Des employés de la DDE remplacent un panneau de signalisation à l’occasion de l’abaissement de la vitesse à 80 km/h sur les routes secondaires, à Grenade-sur-Garonne (Haute-Garonne), le 28 juin 2018. / PASCAL PAVANI / AFP

Editorial du « Monde ». Nous l’avons écrit ici même il y a un an et n’avons pas changé d’avis : l’abaissement de 90 km/h à 80 km/h de la vitesse maximale autorisée sur les routes secondaires de France et de Navarre est une mesure de bon sens et de salubrité publique.

Elle prolonge et complète toute une panoplie de décisions – ceinture obligatoire pour les automobilistes et casque pour les motards, contrôle d’alcoolémie, permis à points, radars automatiques – qui ont permis en quarante ans de réduire de 16 000 à quelque 3 500 le nombre des tués chaque année sur les routes. Et il est incontestable que la vitesse est l’une des causes principales de cet absurde fléau : au-delà des drames humains qu’il provoque (aux morts s’ajoutent dix fois plus de blessés), le coût financier de l’insécurité routière s’élève à environ 50 milliards d’euros par an.

C’est donc avec la conviction de faire œuvre utile que le premier ministre avait annoncé cette limitation de vitesse en ­janvier 2018 et l’avait mise en application à partir du 1er juillet. Comme toutes les ­mesures antérieures, celle-ci a immédiatement provoqué une levée de boucliers des automobilistes et des motards en colère. Furieux de voir ainsi rallongée la durée de leur trajet de minutes quotidiennes et d’heures mensuelles, ils ont en outre soupçonné le gouvernement de vouloir arrondir le magot (1 milliard d’euros par an) des amendes pour excès de vitesse – et ont vandalisé, pour s’en prémunir, plus de la moitié des radars routiers.

Peut-être une « connerie »

En dépit de mises en garde multiples, Edouard Philippe est resté inflexible. Au ­ministre de l’intérieur de l’époque, Gérard Collomb, qui exprimait ouvertement ses ­réticences, il répliquait, au printemps : « Il faut parfois choisir entre de mauvaises ­décisions qui rendent populaire et de bonnes décisions qui rendent impopulaire. » La ­limitation de vitesse serait, quoi qu’il lui en coûte, le symbole de sa détermination. Dans l’intérêt général.

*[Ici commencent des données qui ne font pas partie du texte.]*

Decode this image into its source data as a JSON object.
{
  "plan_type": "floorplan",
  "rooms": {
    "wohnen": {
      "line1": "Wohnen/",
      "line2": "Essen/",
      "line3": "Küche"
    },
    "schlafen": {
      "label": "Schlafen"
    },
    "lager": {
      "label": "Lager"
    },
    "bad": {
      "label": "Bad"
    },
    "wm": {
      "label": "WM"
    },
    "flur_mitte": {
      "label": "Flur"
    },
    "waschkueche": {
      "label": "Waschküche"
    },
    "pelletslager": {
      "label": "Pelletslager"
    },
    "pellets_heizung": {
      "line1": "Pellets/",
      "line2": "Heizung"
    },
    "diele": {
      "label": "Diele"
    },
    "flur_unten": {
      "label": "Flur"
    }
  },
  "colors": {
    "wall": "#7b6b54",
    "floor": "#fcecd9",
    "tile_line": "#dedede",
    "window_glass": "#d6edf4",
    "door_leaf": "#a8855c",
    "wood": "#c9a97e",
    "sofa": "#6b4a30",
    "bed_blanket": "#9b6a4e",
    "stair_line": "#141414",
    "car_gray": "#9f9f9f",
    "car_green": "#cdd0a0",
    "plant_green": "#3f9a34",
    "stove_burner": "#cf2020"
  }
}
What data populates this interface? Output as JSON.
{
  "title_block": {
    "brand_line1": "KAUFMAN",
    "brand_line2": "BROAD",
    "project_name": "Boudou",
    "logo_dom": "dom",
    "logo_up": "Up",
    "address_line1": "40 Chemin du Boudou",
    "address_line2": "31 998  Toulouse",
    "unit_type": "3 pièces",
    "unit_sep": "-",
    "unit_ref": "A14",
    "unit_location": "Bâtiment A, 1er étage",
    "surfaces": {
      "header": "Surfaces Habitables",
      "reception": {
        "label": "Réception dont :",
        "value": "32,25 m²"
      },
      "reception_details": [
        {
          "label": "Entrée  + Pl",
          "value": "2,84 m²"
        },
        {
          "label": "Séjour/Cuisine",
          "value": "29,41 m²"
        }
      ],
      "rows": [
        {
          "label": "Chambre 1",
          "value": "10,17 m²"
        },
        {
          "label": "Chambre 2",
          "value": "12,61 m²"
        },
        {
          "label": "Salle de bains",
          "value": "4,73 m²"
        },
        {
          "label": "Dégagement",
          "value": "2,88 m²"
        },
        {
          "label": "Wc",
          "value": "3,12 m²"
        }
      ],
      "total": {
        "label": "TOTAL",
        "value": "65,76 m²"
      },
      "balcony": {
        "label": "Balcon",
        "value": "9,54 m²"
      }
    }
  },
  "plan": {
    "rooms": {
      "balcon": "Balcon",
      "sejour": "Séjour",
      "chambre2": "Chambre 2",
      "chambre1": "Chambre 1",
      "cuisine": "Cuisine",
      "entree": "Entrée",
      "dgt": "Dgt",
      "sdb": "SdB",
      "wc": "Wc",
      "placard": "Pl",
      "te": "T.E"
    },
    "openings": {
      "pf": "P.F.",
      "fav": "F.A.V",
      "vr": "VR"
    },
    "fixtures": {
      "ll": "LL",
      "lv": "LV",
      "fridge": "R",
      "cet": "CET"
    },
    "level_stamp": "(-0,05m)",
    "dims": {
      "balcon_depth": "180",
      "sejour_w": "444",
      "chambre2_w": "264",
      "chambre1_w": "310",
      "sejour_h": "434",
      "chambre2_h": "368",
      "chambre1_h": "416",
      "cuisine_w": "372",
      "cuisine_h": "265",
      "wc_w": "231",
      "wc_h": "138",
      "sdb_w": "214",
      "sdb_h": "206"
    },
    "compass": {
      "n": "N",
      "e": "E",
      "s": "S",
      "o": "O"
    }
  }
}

Aujourd’hui, le ton a singulièrement changé. Celui du président de la République en tout cas. Il y a quelques semaines, en petit comité, Emmanuel Macron admettait que cette limitation de vitesse était peut-être une « connerie ». Mardi 15 janvier, lors de son débat avec les maires de l’Eure, à Grand-Bourgtheroulde, il n’a pas exclu des aménagements afin que la mesure soit « mieux acceptée », tout en restant « efficace ». « Il faut, ensemble, que l’on trouve une manière plus intelligente de la mettre en œuvre », a-t-il affirmé. En clair, adapter la mesure au terrain et à la diversité des configurations routières.

Il est vrai qu’entre-temps, c’est tout le climat national qui a tourné à l’orage. La fronde des automobilistes, encore attisée à l’automne par l’augmentation des taxes sur l’essence, a servi de creuset à la révolte des « gilets jaunes » qui, depuis plus de deux mois, menace de paralyser l’action du gouvernement. Cette affaire des 80 km/h apparaît comme le miroir grossissant de la violente embardée du quinquennat.

Il y a un an, le gouvernement menait avec succès ses réformes pied au plancher, sans s’embarrasser de laborieuses concertations ni se soucier des critiques contre son attitude jugée trop autoritaire, technocratique et parisienne. Depuis qu’il a frôlé l’accident grave, voire mortel, le voilà soudain converti à une conduite beaucoup plus prudente. Ou, selon l’expression présidentielle, plus « intelligente ». Comme quoi les limitations de vitesse sont salutaires pour tout le monde, gouvernement compris.